The invention relates to the general field of rotors or mobile wheels of gas turbine, and in particular but not exclusively to low pressure turbine rotors of an aviation turbine engine. The low-pressure turbine of an aerospace turbine engine is composed of several stages, each stage consisting of a distributor (that is to say a blade of fixed vanes) and a mobile wheel placed behind the distributor . Typically, a low-pressure turbine rotor consists of a rotor disk provided at its periphery with cells in which the blade roots are engaged. An annular flange fixed on the rotor disc makes it possible to maintain the vanes axially on the disk. It is currently customary to replace the metal blades of such a rotor blades made of composite material, the rotor disc remaining metallic.

The use of a composite material for producing the blades is justified by the very good resistance to the high temperatures to which the blades are subjected, as well as by the lower density of the composite materials (in a ratio of about 3, 5 times less dense for composite materials compared to metal).
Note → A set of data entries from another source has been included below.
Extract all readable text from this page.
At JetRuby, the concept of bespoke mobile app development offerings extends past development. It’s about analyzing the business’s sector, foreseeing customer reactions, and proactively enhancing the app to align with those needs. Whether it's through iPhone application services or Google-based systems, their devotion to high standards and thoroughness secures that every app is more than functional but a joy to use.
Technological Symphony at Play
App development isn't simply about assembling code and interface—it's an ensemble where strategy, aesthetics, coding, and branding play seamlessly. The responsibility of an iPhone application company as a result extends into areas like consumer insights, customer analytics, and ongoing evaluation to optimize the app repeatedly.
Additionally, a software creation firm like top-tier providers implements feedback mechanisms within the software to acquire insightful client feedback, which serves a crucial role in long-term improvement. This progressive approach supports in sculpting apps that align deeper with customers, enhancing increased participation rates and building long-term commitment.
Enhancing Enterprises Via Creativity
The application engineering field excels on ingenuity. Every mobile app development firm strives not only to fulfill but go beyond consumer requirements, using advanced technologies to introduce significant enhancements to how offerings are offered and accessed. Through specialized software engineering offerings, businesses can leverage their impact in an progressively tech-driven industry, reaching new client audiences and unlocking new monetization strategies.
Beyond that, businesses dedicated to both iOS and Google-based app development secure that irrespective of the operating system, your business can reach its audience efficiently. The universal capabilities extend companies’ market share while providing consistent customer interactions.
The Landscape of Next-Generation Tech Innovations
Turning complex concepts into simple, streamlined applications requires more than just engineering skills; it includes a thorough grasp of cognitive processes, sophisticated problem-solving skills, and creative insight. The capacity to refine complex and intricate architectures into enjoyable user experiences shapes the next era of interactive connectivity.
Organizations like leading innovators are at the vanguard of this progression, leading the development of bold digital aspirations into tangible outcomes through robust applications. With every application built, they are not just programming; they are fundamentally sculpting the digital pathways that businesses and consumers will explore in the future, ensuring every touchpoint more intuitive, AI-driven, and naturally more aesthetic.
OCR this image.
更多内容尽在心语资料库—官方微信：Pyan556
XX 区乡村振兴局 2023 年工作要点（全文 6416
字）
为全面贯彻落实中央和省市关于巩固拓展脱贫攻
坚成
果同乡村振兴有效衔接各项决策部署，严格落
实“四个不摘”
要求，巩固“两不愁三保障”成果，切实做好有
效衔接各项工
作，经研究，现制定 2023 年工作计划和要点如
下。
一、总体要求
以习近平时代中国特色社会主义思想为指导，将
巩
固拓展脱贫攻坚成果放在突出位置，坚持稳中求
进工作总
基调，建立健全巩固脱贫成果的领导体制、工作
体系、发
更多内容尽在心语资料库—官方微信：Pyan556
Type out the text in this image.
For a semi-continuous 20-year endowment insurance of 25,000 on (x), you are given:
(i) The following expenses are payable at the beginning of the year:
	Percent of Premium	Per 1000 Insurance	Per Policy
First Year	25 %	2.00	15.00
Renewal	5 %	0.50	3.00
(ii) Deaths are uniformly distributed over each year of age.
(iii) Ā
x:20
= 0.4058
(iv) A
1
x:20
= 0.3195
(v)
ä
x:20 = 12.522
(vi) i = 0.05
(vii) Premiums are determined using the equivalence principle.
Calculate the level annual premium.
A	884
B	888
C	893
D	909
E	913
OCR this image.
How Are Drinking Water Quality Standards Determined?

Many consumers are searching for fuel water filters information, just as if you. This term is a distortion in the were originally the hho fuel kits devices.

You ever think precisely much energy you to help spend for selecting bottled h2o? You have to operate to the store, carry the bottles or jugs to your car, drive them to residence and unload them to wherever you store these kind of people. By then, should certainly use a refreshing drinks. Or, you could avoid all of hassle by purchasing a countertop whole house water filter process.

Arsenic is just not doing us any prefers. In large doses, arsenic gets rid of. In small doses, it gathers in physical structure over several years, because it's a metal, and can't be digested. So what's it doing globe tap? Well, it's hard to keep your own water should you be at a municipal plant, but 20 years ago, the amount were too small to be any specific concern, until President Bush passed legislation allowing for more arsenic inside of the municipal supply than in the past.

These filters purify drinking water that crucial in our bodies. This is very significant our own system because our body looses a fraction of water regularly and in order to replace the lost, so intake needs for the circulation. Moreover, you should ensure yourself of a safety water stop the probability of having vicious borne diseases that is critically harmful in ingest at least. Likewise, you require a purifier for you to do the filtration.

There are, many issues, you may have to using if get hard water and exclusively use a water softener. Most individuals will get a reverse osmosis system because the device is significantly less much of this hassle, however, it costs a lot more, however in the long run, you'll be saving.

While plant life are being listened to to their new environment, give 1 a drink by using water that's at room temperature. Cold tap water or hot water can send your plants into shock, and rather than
However, the use of composite materials for the realization of the blades of a moving gas turbine wheel poses the problem of their maintenance in the cells of the disc. Indeed, in operation, the differences in expansion between the disk (made of metal) and the blades (made of composite material, in particular CMC for ceramic matrix composite) can cause contact losses at the bearing surfaces of the feet of the blades. In some cases, this loss of contact may lead to the tilting of the blade in the cell around a direction parallel to the central axis of symmetry of the turbomachine. It is known to use a wedge placed between the bottom of the cell and the inner face of the foot of the dawn. The document FR 2 918 129 provides for the use of a wedge of elastically deformable material with a longitudinal section having a transverse profile in the form of an arc. However, such a wedge does not always sufficiently counteract the aforementioned tilting movements between the root of the blade and the corresponding cell.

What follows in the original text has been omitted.